Additionally, Embecta has another risk which stems from their old parent company, BD. As part of the spin-off deal, Embecta entered into a cannula supply agreement with BD. Cannulas are tubes that can be inserted into the body, and hence are an essential component for Embecta’s products. This deal includes clauses for a minimum and maximum amount of cannulas that Embecta can purchase from BD. If Embecta’s annual forecast falls below the minimum required amount, the contract will be terminated; and should Embecta require more cannula than the maximum allowed by BD, they’re not allowed to purchase from another manufacturer, setting a ceiling on their operations.
Embecta’s current share price of $32, with 58.2 Million diluted shares puts the company at a market cap of around 1.86 Billion USD. If we add the Net Debt of 1.3 Billion to the market cap, we get an enterprise value (EV) of around 3.16 Billion. If we divide by the expected 2022 adjusted EBITDA of 440 million, that gives us an EV/EBITDA ratio of 7.18, which is pretty great (An EV/EBITDA ratio below 10 is usually considered a good deal).
Using a discounted cash flow analysis, we model a compression to 30% EBITDA margins by 2024, and use a 90% EBITDA-to-Free Cash Flow rate. Following the low in 2024, we grow cash flows by 3% until 2031. This 3% growth rate represents 2% of historical growth rate from increasing prevalence of diabetes + an additional 1% growth from the type 2 diabetes pump patch product.

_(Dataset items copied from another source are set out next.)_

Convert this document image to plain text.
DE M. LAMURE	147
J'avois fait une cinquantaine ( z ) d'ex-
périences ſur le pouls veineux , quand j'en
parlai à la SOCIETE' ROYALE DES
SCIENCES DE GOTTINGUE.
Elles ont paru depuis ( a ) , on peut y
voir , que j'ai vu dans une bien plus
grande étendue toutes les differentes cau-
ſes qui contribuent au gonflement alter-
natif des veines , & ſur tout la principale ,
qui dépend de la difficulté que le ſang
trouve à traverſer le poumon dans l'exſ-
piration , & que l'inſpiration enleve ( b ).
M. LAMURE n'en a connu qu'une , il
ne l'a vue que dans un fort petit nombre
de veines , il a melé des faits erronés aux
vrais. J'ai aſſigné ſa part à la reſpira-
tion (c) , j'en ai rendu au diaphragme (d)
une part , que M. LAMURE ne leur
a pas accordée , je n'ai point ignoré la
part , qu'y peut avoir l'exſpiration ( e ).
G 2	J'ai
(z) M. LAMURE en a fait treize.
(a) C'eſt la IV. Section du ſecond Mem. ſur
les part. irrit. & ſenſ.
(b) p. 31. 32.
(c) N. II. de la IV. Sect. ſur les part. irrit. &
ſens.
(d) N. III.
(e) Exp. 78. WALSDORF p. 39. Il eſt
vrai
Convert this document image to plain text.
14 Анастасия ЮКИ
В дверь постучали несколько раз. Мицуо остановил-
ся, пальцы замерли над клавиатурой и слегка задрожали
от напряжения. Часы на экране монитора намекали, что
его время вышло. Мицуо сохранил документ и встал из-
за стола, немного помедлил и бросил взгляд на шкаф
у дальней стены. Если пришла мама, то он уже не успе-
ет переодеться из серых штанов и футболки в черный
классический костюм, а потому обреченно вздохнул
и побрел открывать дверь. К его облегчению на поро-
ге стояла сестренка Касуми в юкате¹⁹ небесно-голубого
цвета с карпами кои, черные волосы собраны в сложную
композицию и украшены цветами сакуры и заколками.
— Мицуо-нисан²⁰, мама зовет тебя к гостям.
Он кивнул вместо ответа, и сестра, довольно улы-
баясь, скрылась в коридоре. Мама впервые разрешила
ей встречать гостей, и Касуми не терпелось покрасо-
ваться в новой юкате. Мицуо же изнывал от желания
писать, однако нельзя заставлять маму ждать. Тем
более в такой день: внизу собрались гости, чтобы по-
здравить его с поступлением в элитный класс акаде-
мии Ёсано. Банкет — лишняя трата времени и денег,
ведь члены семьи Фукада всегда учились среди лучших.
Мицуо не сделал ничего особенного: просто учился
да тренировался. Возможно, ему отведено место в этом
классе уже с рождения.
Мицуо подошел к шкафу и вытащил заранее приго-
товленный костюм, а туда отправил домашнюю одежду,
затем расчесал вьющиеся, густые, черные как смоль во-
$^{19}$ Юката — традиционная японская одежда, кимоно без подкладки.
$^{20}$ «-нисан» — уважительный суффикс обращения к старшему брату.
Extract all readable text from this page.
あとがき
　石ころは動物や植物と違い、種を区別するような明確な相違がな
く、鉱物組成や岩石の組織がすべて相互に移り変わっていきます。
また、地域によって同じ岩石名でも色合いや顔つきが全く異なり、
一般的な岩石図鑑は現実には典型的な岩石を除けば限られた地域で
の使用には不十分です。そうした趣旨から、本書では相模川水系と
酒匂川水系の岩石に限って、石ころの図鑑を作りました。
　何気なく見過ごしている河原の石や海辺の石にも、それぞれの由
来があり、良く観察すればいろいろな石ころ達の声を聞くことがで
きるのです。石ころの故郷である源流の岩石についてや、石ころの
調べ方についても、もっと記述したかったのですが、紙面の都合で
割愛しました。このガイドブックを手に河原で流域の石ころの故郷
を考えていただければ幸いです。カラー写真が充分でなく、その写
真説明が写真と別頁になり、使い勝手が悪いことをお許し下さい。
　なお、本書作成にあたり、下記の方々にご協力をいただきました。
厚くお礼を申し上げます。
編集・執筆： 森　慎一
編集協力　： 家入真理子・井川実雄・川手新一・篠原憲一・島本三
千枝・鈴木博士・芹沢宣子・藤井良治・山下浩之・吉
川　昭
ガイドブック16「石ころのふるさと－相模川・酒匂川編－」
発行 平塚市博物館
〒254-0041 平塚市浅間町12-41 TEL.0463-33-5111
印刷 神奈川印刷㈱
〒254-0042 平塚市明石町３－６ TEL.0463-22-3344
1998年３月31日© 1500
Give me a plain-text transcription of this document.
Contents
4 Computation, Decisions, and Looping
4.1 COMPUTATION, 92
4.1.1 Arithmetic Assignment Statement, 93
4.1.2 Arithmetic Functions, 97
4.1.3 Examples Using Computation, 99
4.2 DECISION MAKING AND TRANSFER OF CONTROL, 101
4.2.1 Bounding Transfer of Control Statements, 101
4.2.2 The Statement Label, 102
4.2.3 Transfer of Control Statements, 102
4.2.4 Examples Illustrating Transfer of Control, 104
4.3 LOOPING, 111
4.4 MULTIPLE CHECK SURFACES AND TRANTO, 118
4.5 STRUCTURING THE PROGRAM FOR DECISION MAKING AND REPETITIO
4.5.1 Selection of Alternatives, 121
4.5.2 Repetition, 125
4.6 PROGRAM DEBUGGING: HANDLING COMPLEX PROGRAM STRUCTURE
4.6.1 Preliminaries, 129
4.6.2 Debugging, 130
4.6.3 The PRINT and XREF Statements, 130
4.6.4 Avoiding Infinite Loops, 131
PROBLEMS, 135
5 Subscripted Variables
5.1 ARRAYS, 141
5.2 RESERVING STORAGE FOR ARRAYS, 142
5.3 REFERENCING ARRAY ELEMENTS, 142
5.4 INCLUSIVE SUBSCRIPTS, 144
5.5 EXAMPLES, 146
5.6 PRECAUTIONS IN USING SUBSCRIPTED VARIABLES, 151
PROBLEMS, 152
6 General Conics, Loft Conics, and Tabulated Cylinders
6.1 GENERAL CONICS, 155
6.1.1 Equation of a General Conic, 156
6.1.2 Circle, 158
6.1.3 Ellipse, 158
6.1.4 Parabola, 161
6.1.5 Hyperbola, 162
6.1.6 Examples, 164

From there, we assume a perpetuity growth rate of 2%, as well as a multiple of 12. The terminal value we get is the average of the two assumptions. When we add the present values of future cash flows to the terminal value, and discount them by 10%, we get an intrinsic value of 4.2 Billion in market cap. After subtracting the net debt, it leaves us with an intrinsic value of about 2.88 Billion in market cap. By dividing the 58.2 million diluted shares, we get a fair value share price of $49. We can buy shares of Embecta today for around $32, which represents a 35% discount to intrinsic value.
Embecta is a pure play diabetes company that has been around for over a century. Its main business focus is on making insulin injection devices, but it has also been innovating a pump patch in the next few years. Due to the nature of diabetes being a chronic condition, Embecta is a highly defensive business with extremely predictable cash flows. It is recession-proof and will continue to generate sales regardless of economic conditions. At the current share price, Embecta offers a great opportunity for one to pick up a defensive cash cow at a great discount to fair value.